Neurological Manifestations Associated with Synthetic Cannabinoid Use- A Case Series
Marwa Elnazeir1, *0000-0003-2697-0980, Siddharth Narayanan2, *0000-0002-5553-3221, Pradeepthi Badugu30000-0002-6396-8030, Abid Hussain20000-0002-6172-9407, Cody B Stephens20000-0001-7730-3665, Riwaj Bhagat10000-0002-8783-4440, Christopher M Jones2, Wei Liu10000-0001-6912-2194, Alexi R Hernandez1, Kerri S Remmel1, Adriana E Palade1, *0000-0002-4828-8459
Synthetic Cannabinoid (SC) use has emerged as a growing public health threat in the United States. Several unexpected cases, presenting with a constellation of unrelated symptoms, but all having toxicity linked to SC use, have been reported in the last decade (2010-2019).

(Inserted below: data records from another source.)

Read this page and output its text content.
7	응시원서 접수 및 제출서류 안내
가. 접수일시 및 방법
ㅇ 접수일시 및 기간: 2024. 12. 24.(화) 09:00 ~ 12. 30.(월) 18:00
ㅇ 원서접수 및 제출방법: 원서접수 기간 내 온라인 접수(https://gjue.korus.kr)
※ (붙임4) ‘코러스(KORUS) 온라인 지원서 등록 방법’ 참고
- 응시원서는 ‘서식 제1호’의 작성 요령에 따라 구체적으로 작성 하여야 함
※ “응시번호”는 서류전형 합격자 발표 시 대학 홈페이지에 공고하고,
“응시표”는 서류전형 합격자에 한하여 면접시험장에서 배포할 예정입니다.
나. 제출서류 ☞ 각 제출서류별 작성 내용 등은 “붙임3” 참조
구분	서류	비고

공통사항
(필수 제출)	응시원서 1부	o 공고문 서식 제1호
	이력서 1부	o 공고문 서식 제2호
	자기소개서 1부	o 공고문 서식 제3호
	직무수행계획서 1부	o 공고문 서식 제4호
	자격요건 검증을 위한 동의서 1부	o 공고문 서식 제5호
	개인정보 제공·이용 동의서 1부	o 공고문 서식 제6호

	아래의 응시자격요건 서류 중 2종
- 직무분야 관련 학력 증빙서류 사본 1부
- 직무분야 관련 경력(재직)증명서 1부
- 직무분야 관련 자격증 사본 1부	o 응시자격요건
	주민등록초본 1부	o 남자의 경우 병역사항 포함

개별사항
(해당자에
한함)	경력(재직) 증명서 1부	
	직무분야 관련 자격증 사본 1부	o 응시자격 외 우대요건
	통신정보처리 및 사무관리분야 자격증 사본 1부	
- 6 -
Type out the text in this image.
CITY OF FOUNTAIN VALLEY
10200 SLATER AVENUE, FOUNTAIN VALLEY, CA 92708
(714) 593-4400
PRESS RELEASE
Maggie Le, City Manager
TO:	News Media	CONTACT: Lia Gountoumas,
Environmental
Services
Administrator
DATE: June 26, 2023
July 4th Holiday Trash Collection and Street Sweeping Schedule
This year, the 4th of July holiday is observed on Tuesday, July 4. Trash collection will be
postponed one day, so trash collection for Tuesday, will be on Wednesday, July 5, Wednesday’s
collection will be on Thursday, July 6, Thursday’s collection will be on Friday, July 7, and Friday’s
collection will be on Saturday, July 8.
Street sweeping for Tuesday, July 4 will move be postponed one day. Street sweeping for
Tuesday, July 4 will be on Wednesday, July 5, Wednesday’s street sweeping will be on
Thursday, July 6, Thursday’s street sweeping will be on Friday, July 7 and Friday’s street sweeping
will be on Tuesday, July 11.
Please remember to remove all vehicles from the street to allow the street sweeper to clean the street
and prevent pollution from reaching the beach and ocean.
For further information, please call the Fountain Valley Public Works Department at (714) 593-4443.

We report a cluster of several independent cases where patients were admitted having different neurological manifestations. Extensive and expensive work-ups were performed. Upon further inspection, extended toxicology screens were found to be positive for SC metabolites.
It is alarming to observe that several reports highlight an increase in the varied and significant morbidity associated after SC use. Various SC compositions have been synthesized and distributed, with new molecules being generated at a staggering rate leading to unexpected manifestations.
Young people are the most frequent users owing to its recreational effects, its easy accessibility, lower cost and difficulty in being detected in the urine by routine drug screens. From a hospital quality improvement perspective, efforts to characterize the presence of newly generated SC molecules and establish more accessible in-house screening methods will be a starting step in reducing the associated cost-burden. This will also minimize the unnecessary invasive procedures performed on a specific patient. From a socioeconomic viewpoint, solid and systematic crosstalk with increased recognition and reporting mechanism between the healthcare staff and public health personnel is strongly warranted to support state and federal regulatory efforts in combating this ongoing SC epidemic.